Finding all URLs in a single line

I'm trying to to fetch a page that has many urls and other stuff all in just one line in a plain text like
"link_url":"http://www.example.com/link1?site=web","mobile_link_url":"http://m.example.com/episode/link1?site=web" link_url":"http://www.example.com/link2?site=web","mobile_link_url":"http://m.example.com/episode/link2?site=web"
i tired
import re
import requests as req
response = req.get("http://api.example.com/?callback=jQuery112")
content = response.text
print content will give me the "link_url": output
but i need to find
http://www.example.com/link1?site=web
http://www.example.com/link2?site=web
and output only link1 and link2 to a file like
link1
link2
link3
The code below might be what you need.
import re
urls = '''"link_url":"http://www.example.com/link1?site=web","mobile_link_url":"http://m.example.com/episode/link1?site=web" link_url":"http://www.example.com/link2?site=web","mobile_link_url":"http://m.example.com/episode/link2?site=web"'''
links = re.findall(r'http://www[a-z/.?=:]+(link\d)+', urls)
print(links)
If it is a string and not a JSON object, then you could do this even though it's a bit hacky:
s1 ="\"link_url\":\"http://www.example.com/link1?site=web\",\"mobile_link_url\":\"http://m.example.com/episode/link1?site=web\" link_url\":\"http://www.example.com/link2?site=web\",\"mobile_link_url\":\"http://m.example.com/episode/link2?site=web\""
links = [x for x in s1.replace("\":\"", "LINK_DELIM").replace("\"", "").replace(" ", ",").split(",")]
for link in links:
print(link.split("LINK_DELIM")[1])
Which yields:
http://www.example.com/link1?site=web
http://m.example.com/episode/link1?site=web
http://www.example.com/link2?site=web
http://m.example.com/episode/link2?site=web
Though I think #al76's answer is more elegant for this.
But if it's a JSON which looks like:
[
{
"link_url": "http://www.example.com/link1?site=web",
"mobile_link_url": "http://m.example.com/episode/link1?site=web"
},
{
"link_url": "http://www.example.com/link2?site=web",
"mobile_link_url": "http://m.example.com/episode/link2?site=web"
}
]
Then you could do something like:
import json
s1 = "[{ \"link_url \": \"http://www.example.com/link1?site=web \", \"mobile_link_url \": \"http://m.example.com/episode/link1?site=web \"}, { \"link_url \": \"http://www.example.com/link2?site=web \", \"mobile_link_url \": \"http://m.example.com/episode/link2?site=web \"} ]"
data = json.loads(s1)
links = [y for x in data for y in x.values()]
for link in links:
print(link)
If this is a JSON api then you can use response.json() to get a python dictionary, as .text will give you the response as one long string.
You also do not need to use regex for something so simple, python comes with a url parser out of the box.
So provided your response is something like
[
{
"link_url": "http://www.example.com/link1?site=web",
"mobile_link_url": "http://m.example.com/episode/link1?site=web"
},
{
"link_url": "http://www.example.com/link2?site=web",
"mobile_link_url": "http://m.example.com/episode/link2?site=web"
}
]
(doesn't matter if IRL it's one line, as long as it's valid JSON)
You can iterate the results as a dictionary, then use urlparse to get specific components of your urls:
from urllib.parse import urlparse
import requests
response = requests.get("http://api.example.com/?callback=jQuery112")
for urls in response.json():
print(urlparse(url["link_url"]).path.rsplit('/', 1)[-1])

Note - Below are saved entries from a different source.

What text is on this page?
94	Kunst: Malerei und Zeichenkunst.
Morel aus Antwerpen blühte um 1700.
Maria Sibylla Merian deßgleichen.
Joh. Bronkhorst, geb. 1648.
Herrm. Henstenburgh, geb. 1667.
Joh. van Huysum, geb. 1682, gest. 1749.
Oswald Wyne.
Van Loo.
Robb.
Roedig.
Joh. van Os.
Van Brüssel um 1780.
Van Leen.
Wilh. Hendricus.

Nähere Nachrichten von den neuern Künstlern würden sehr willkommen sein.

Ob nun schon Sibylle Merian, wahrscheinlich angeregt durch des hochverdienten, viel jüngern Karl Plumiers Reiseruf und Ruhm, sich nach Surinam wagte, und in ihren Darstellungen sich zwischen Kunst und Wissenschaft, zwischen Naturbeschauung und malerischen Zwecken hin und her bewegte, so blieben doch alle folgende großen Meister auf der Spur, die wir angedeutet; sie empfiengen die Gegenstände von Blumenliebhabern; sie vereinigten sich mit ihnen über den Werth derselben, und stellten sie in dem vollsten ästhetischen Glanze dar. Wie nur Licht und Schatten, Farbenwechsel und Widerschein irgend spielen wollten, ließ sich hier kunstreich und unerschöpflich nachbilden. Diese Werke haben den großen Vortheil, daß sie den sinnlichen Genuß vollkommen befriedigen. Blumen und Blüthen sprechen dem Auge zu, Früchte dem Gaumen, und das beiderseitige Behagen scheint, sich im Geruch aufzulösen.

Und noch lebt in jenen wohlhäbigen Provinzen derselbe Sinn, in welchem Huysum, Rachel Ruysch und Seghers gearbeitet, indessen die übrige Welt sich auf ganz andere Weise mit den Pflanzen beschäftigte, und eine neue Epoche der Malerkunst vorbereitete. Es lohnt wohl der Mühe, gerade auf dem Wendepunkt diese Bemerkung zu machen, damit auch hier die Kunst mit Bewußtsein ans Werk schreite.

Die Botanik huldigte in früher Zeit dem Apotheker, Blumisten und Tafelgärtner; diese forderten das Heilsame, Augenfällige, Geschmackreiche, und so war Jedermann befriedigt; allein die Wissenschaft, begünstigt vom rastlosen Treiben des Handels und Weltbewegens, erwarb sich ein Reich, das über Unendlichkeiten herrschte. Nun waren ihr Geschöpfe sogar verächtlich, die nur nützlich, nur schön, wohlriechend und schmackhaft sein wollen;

urlparse(...).path will return the path of your url only, eg. episode/link1, and we then we just get the last segment of that with rsplit to just get link1, link2 etc.
try
urls=""" "link_url":"http://www.example.com/link1?site=web","mobile_link_url":"http://m.example.com/episode/link1?site=web" link_url":"http://www.example.com/link2?site=web","mobile_link_url":"http://m.example.com/episode/link2?site=web" """
re.findall(r'"http://www[^"]+"',urls)
urls=""" "link_url":"http://www.example.com/link1?site=web","mobile_link_url":"http://m.example.com/episode/link1?site=web" link_url":"http://www.example.com/link2?site=web","mobile_link_url":"http://m.example.com/episode/link2?site=web" """

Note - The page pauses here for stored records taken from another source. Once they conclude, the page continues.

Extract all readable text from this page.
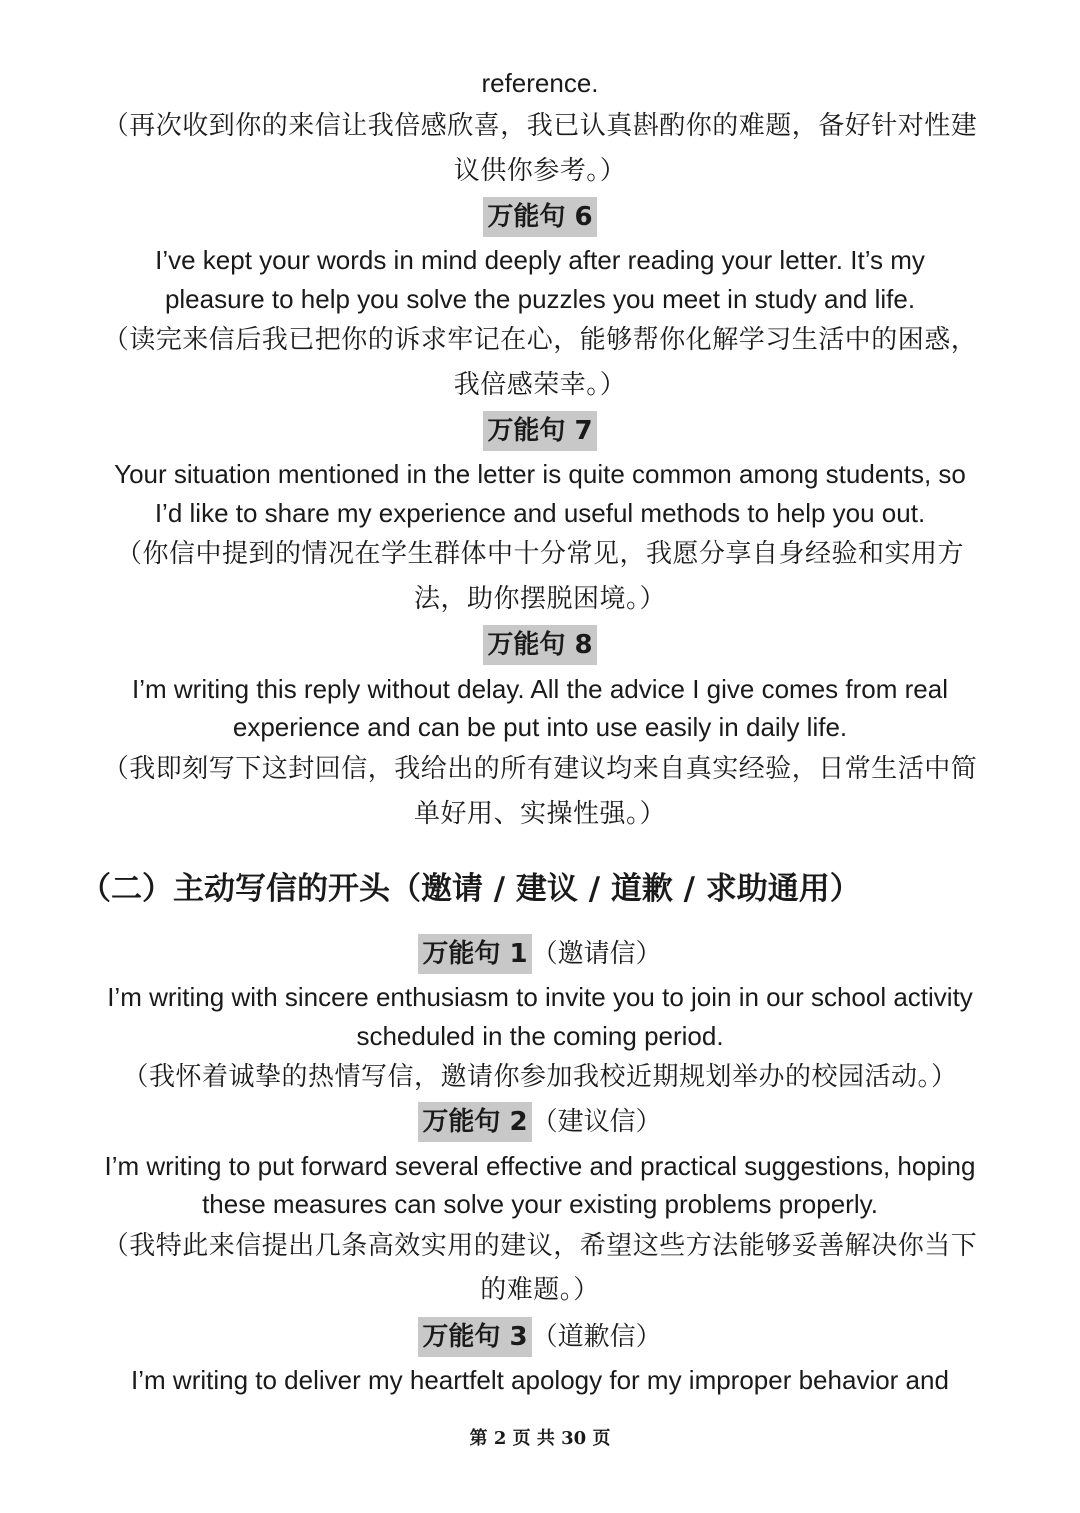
reference.
（再次收到你的来信让我倍感欣喜，我已认真斟酌你的难题，备好针对性建
议供你参考。）
万能句 6
I’ve kept your words in mind deeply after reading your letter. It’s my
pleasure to help you solve the puzzles you meet in study and life.
（读完来信后我已把你的诉求牢记在心，能够帮你化解学习生活中的困惑，
我倍感荣幸。）
万能句 7
Your situation mentioned in the letter is quite common among students, so
I’d like to share my experience and useful methods to help you out.
（你信中提到的情况在学生群体中十分常见，我愿分享自身经验和实用方
法，助你摆脱困境。）
万能句 8
I’m writing this reply without delay. All the advice I give comes from real
experience and can be put into use easily in daily life.
（我即刻写下这封回信，我给出的所有建议均来自真实经验，日常生活中简
单好用、实操性强。）
（二）主动写信的开头（邀请 / 建议 / 道歉 / 求助通用）
万能句 1 （邀请信）
I’m writing with sincere enthusiasm to invite you to join in our school activity
scheduled in the coming period.
（我怀着诚挚的热情写信，邀请你参加我校近期规划举办的校园活动。）
万能句 2 （建议信）
I’m writing to put forward several effective and practical suggestions, hoping
these measures can solve your existing problems properly.
（我特此来信提出几条高效实用的建议，希望这些方法能够妥善解决你当下
的难题。）
万能句 3 （道歉信）
I’m writing to deliver my heartfelt apology for my improper behavior and
第 2 页 共 30 页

p = [i.split('":')[1] for i in urls.replace(' ', ",").split(",")[1:-1]]
#### Output ####
['"http://www.example.com/link1?site=web"',
'"http://m.example.com/episode/link1?site=web"',
'"http://www.example.com/link2?site=web"',
'"http://m.example.com/episode/link2?site=web"']
*Not as efficient as regex.

Python : Normalize Json response (array)

I am new to JSON and Python,I am trying to achieve below
Need to parse below JSON
{
"id": "12345abc",
"codes": [
"BSVN1FKW3JKKNNMN",
"HJYYUKJJL999OJR",
"DFTTHJJJJ0099JUU",
"FGUUKHKJHJGJJYGJ"
],
"ctr": {
"source": "xyz",
"user_id": "1234"
}
}
Expected output:Normalized on "codes" value
ID~CODES~USER_ID
12345abc~BSVN1FKW3JKKNNMN~1234
12345abc~HJYYUKJJL999OJR~1234
12345abc~DFTTHJJJJ0099JUU~1234
12345abc~FGUUKHKJHJGJJYGJ~1234
Started with below ,but need help to get to my desired output.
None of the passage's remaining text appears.